Monday, March 22, 2010

Progress

I'm too tired to write much now, but looking at the headlines it looks like we did it.  We got 219 votes.  Now let's see this health bill in action.  I have a feeling a lot of people who were scared of it will really appreciate it once they see what it can do. Major victory for all Americans tonight.

Sunday, March 14, 2010

Goals

Last year was a long, depressing bastard of a year overall.  Not that it was all bad at all, and in fact I think a lot of the foundations I tried to build career wise will end up helping me avoid another such year.  This year  is so far shaping up to be better (knock on wood. A lot of wood).  I'm trying to keep my goals simple though, so as to not set myself up for disapointment.  SO. Only three months late here are my goals for 2010:

1. Work more then last year. 
2. Make more money working then last year. Not quite the same thing as 1.
3.  Try to sort out my personal life so it isn't so up and down.
4. Be neater and cleaner - I'm too old for my apartment to look like a freshman dorm.
5. Don't let my family's craziness get to me.  Seriously.  
6. Learn to listen better and not assume mid-sentence that I know what someone is about to say and interrupt to agree or disagree. A really bad habit of mine.  I've been trying, but this one is hard to break.
7. Visit Italy before my family there forgets what I look like.  My grandfather is also in his 90s now, but I don't even want to think that I might not see him again.  
8. Save some money.
9. Make some new friends and become better about keeping the old. 

Those are my goals, but we'll see...I think they're realistic so I hope by the end of the year I'll be able to say I've made progress on all of them.

Wednesday, March 3, 2010

Mish Mash

Lots to report and not much at all.  I'm loving my new job, and just hoping it keeps going well - which is all I'm going to say about it because I also read Dooce. My brother is in the hospital and has been for the past four days for a bone infection that both my father and myself told him was probably just growing pains. Go us. And his friends told him he was being wimpy for complaining about, before we knew what it was.  He should be fine however and will probably be discharged in a day or two, finally, so I'm glad he finally got the help he needed and it wasn't worse.   And he can hopefully milk this for all he's worth with his friends and teachers. He has earned it.

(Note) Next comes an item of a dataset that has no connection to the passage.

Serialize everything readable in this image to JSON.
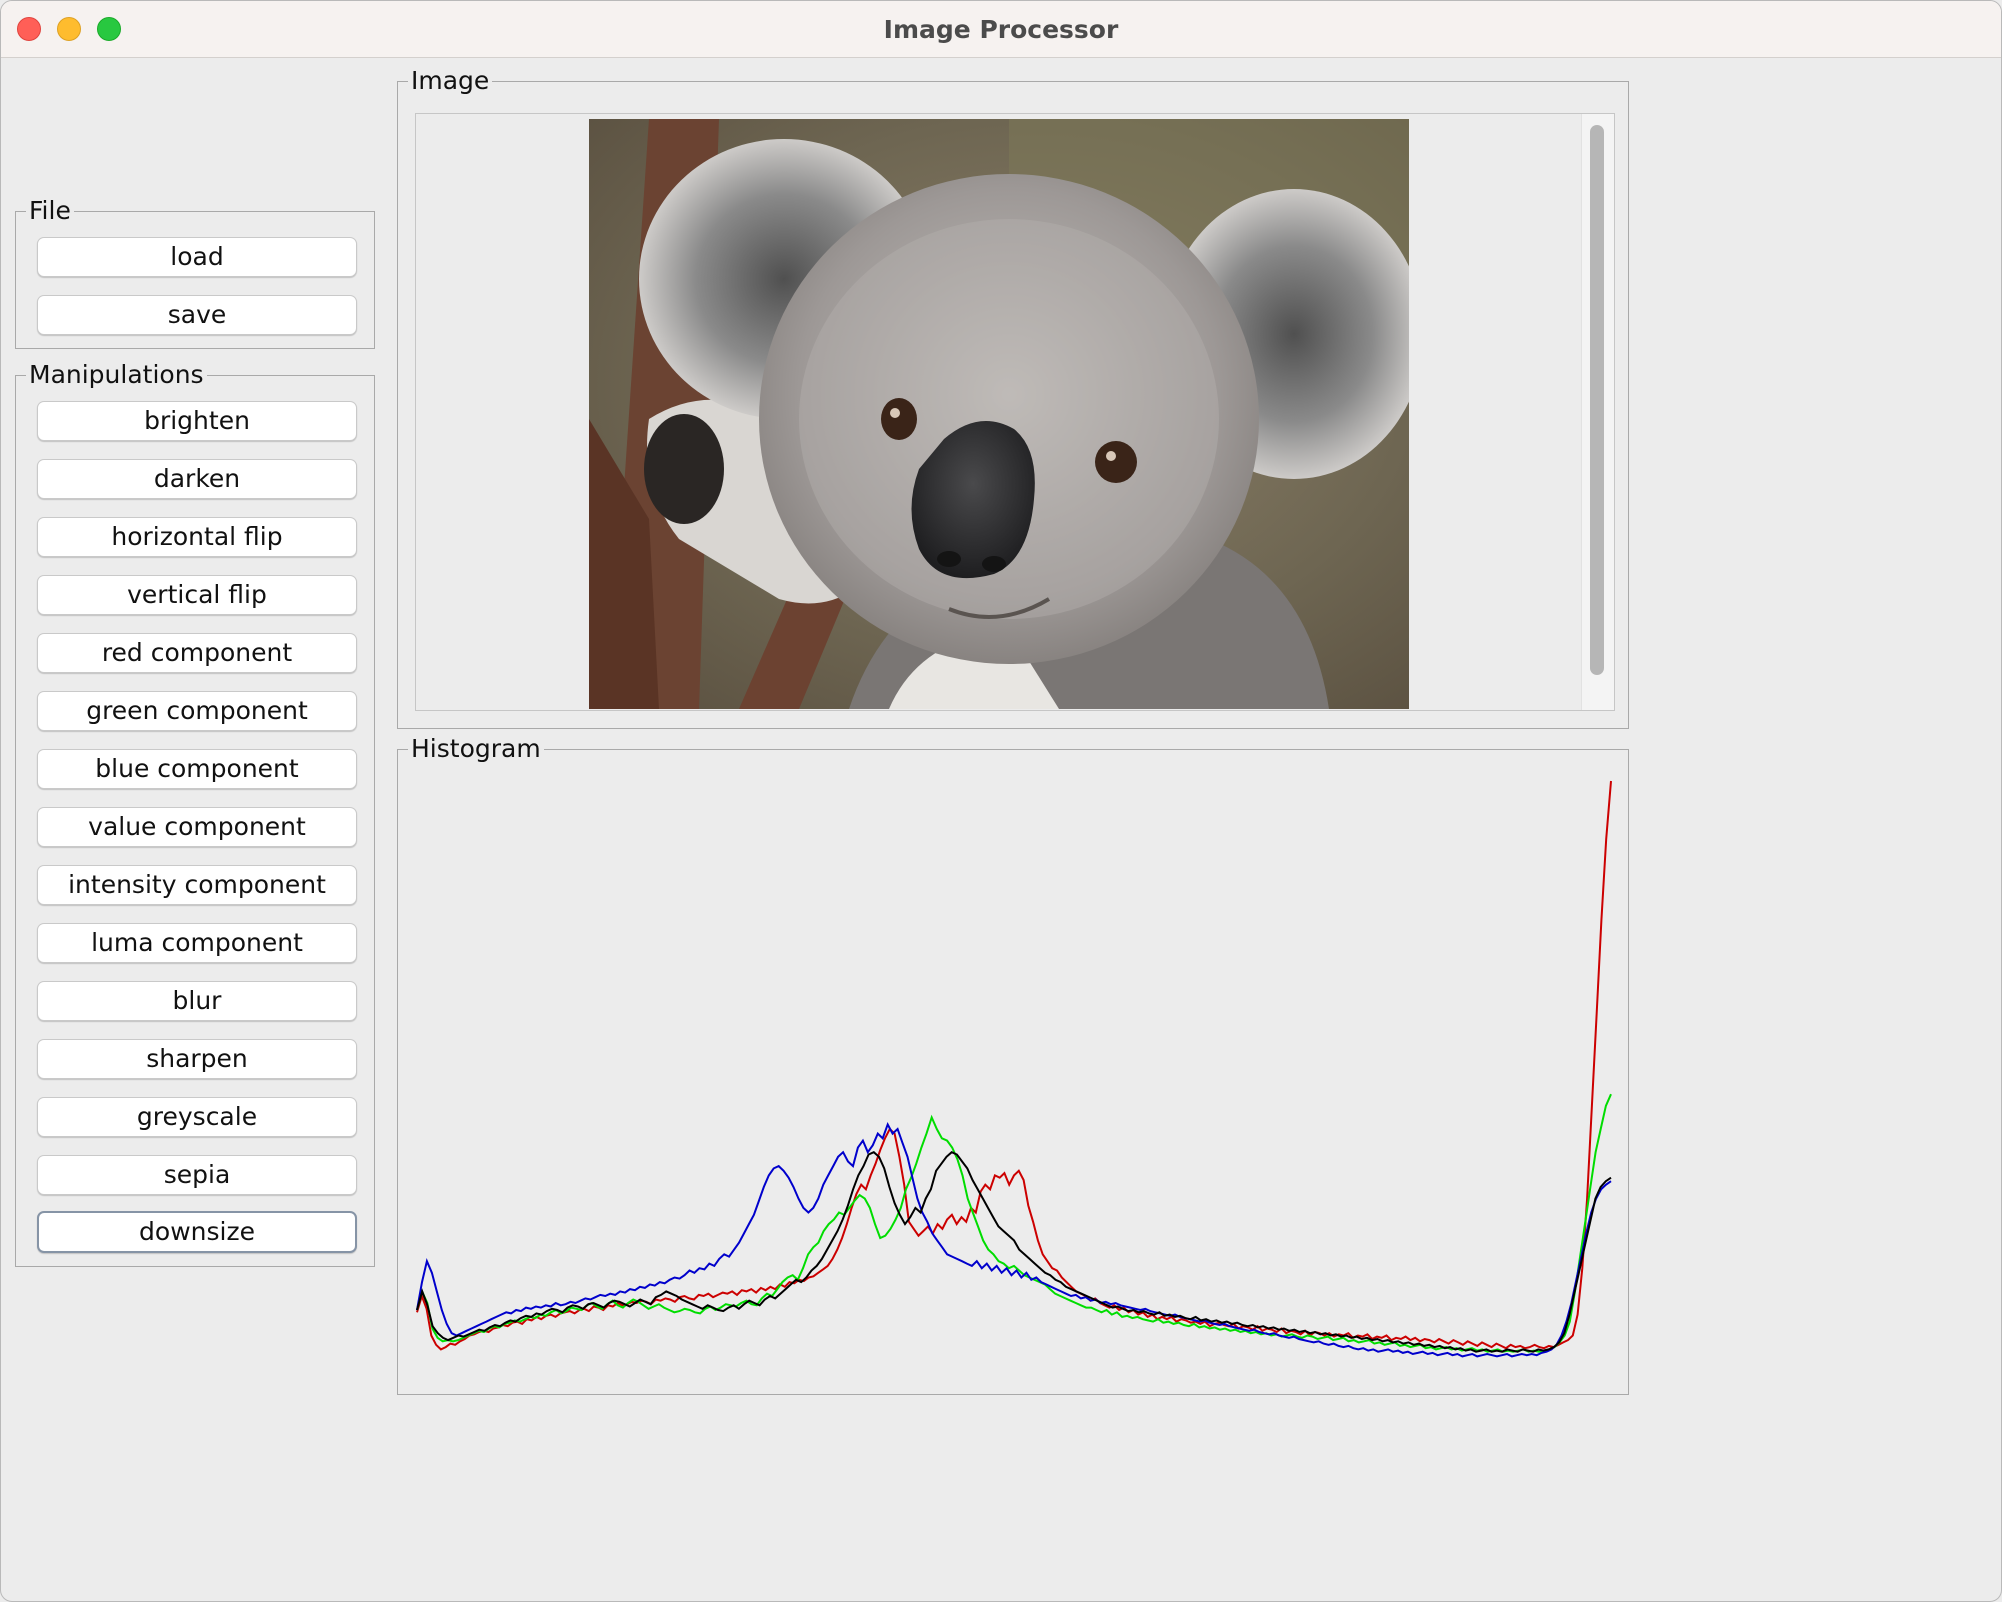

Then there's the fact that I'm quite annoyed with my sister for something very petty and yet I can't help being annoyed.  I've been asking her to visit me in NY for a year and a half, but she keeps playing the busy and broke card. Well, guess who went on vacation to Philadelphia.  Obviously she can go wherever she wants, but I can also be pissed about it if I want.  If she doesn't understand why being considered less important to visit then (probably, I'm guessing) a boy she barely knows, then she needs to turn her brain back on.

But anyway, I've gone this past year from not working but wanting to, working in my field but barely getting paid, working and getting paid but in a job outside my field that I was severely overqualified for, to finally working in my field in a job that I'm thrilled about.  Things with my bf are going well, though he is going through his own drama, and my family is relatively ok, bone infections aside.  So right now, life is looking pretty positive.